Kinsella T J, Dobson P P, Russo A, Mitchell J B, Fornace A J
Int J Radiat Oncol Biol Phys. 1986 Jul;12(7):1127-30. doi: 10.1016/0360-3016(86)90241-5.
It has been demonstrated that glutathione (GSH) depletion with buthionine sulfoximine (BSO) potentiates SR-2508 radiosensitization in hypoxic cells. We have measured the effect of SR-2508 alone, BSO alone, and combined treatment on radiation-induced DNA strand breaks in hypoxic V79 cells using alkaline and neutral elution. DNA base damage recognized by a damage specific endonuclease from M. luteus was also studied. Hypoxic irradiation markedly reduces the efficiency of single-strand (SSB) and double-strand breaks (DSB) to 10-20% compared to oxic irradiation. Hypoxia had less effect on the efficiency of base damage (ESS). BSO treatment alone, resulting in GSH depletion to less than 5% of controls, had little effect of hypoxic-SSB, DSB, and ESS. SR-2508 (5 mM) treatment alone in hypoxic cells increased the number of SSB, DSB and ESS to approximately half of that resulting from oxic irradiation. However, the combination of BSO and SR-2508 in hypoxic cells resulted in SSB and DSB comparable to oxic irradiation. This combined treatment resulted in less effect on ESS. We conclude that the observed hypoxic radiosensitization, using clonogenic survival assays with combined BSO-SR-2508, correlates with our results assessing DNA strand breaks and base damage.

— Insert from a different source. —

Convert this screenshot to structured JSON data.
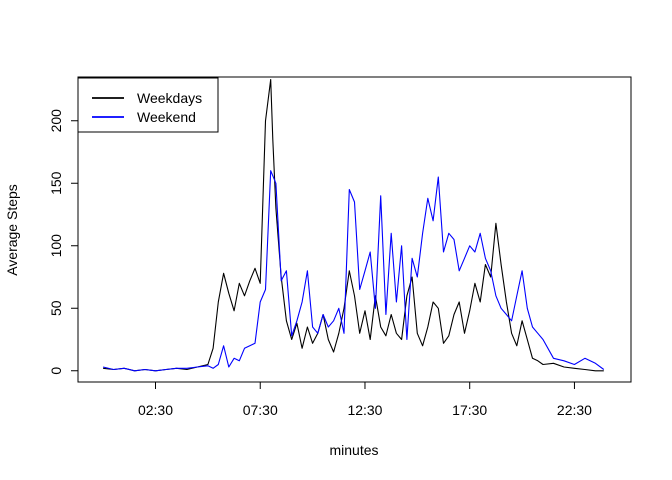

已证明,用丁硫氨酸亚砜胺(BSO)消耗谷胱甘肽(GSH)可增强缺氧细胞对SR - 2508的放射增敏作用。我们使用碱性和中性洗脱法,测量了单独使用SR - 2508、单独使用BSO以及联合处理对缺氧V79细胞中辐射诱导的DNA链断裂的影响。还研究了由藤黄微球菌的损伤特异性内切酶识别的DNA碱基损伤。与有氧照射相比,缺氧照射显著降低了单链(SSB)和双链断裂(DSB)的效率至10 - 20%。缺氧对碱基损伤效率(ESS)的影响较小。单独使用BSO处理使GSH消耗至对照组的5%以下,对缺氧-SSB、DSB和ESS几乎没有影响。在缺氧细胞中单独使用SR - 2508(5 mM)处理使SSB、DSB和ESS的数量增加至有氧照射产生数量的约一半。然而,在缺氧细胞中BSO和SR - 2508联合处理导致SSB和DSB与有氧照射相当。这种联合处理对ESS的影响较小。我们得出结论,使用BSO - SR - 2508联合的克隆形成存活试验观察到的缺氧放射增敏作用,与我们评估DNA链断裂和碱基损伤的结果相关。